DeBack also touched on the vaccine rollout that begun in federal institutions on Friday.
He said correctional officers should be prioritized in the rollout. CSC is responsible for vaccinating inmates, whereas the provincial health departments are responsible for vaccinating correctional staff.
“CSC and (Public Health Agency of Canada) are working closely with the provinces and territories to facilitate access to the COVID-19 vaccine for staff in accordance with the priority groups identified by (National Advisory Committee on Immunization),” a CSC statement released last week read.
Letter to Sask. Pen staff sheds light on COVID-19 restrictions they must follow
Saskatchewan Penitentiary staff are required to self-isolate with the exception of going to work, and must follow a number of different restrictions according to a Saskatchewan Health Authority (SHA) letter sent to employees and provided to the Herald.
“You have been identified as having had a higher risk of exposure and under the Public Health order you are required to immediately self-isolate and remain on isolation until Jan. 19 at midnight,” the letter reads.

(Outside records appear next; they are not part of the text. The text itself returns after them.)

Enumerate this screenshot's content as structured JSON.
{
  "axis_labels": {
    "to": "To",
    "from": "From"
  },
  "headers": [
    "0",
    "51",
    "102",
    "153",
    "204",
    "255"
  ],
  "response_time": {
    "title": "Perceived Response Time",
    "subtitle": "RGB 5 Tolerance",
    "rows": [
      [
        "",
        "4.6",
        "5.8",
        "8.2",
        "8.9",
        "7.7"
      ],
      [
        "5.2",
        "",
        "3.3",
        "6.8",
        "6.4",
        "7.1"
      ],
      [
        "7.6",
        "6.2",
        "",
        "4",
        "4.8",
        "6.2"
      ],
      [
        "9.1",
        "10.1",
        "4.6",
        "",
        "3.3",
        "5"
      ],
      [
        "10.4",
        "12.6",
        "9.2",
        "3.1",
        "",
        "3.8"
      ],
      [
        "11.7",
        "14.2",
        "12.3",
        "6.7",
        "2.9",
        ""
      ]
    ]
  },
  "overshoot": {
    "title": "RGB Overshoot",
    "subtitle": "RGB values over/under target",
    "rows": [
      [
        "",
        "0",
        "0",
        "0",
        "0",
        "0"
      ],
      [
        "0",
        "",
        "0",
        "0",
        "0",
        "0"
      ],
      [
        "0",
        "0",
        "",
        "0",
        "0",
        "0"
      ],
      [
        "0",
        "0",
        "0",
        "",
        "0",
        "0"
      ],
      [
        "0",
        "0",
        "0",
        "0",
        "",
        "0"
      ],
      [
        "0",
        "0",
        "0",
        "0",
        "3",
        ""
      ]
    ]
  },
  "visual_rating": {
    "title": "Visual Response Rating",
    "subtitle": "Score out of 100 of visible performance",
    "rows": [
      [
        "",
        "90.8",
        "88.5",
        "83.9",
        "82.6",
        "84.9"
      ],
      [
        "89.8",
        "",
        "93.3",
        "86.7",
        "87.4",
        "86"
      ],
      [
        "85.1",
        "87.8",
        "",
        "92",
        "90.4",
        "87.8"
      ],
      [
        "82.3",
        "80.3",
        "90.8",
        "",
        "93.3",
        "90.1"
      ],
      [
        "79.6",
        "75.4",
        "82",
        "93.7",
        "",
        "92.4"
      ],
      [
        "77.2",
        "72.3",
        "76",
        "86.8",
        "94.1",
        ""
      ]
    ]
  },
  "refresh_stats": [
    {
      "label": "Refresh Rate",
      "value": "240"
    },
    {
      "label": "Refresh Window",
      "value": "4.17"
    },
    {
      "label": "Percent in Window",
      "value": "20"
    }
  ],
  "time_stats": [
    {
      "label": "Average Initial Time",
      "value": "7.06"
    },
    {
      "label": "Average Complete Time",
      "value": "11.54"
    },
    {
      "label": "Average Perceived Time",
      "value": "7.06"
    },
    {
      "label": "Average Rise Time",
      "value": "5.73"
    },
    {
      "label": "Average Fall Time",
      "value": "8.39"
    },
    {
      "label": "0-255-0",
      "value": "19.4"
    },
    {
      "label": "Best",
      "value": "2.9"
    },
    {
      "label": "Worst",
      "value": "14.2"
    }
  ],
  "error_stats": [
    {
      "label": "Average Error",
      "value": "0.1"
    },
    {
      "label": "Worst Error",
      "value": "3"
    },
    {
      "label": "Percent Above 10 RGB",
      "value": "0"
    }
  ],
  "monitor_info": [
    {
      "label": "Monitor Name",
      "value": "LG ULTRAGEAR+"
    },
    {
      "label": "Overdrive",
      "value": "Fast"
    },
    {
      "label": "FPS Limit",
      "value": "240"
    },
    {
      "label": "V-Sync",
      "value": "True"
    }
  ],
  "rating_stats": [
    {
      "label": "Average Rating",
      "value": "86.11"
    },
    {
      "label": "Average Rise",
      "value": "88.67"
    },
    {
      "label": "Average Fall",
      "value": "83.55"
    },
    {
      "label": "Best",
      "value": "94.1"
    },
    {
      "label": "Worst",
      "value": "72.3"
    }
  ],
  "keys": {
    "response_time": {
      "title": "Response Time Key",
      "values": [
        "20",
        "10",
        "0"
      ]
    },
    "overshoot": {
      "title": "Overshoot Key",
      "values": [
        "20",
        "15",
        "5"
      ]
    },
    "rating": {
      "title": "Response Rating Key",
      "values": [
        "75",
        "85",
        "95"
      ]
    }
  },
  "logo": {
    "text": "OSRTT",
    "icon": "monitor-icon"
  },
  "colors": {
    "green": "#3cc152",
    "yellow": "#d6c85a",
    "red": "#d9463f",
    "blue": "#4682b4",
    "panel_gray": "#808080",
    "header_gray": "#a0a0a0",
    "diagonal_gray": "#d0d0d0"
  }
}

The letter includes SHA’s logo and is signed by the local medical health officer, Dr. Khami Chokani. The date stamp is Jan. 8, 2021.
The letter lists a number of guidelines for employees to follow. Employees are permitted to go to work at the penitentiary so long as they haven’t had COVID-19 symptoms recently and continue not to have any. Staff are required to isolate at home and not have any interaction with others including household members. They are also not allowed to work other jobs while the order is in place.
Employees must go straight home after work, this includes stopping for groceries or gas. If they don’t have someone who can drop off groceries, they are allowed to use contactless pick up. If they require gas, employees are must pay at the pump and use hand sanitizer before and after the transaction.
Earlier this week, an SHA spokesperson said there was not a specific order in place for Saskatchewan Penitentiary employees, instead saying that the same Public Health order is in place for any Saskatchewan resident who is identified as close contact to a COVID-19 positive individual.
A union representative told the Herald earlier this week that the isolation is putting “huge amount of stress on staff.”
Ryan DeBack, regional vice president of Union of Canadian Correctional Officers said that staff mental health is deteriorating and he is concerned about how self-isolation will impact employees.
“The stress that it is putting on staff is unbelievable,” DeBack said.
Saskatchewan Penitentiary staff have been self-isolating since Dec. 22.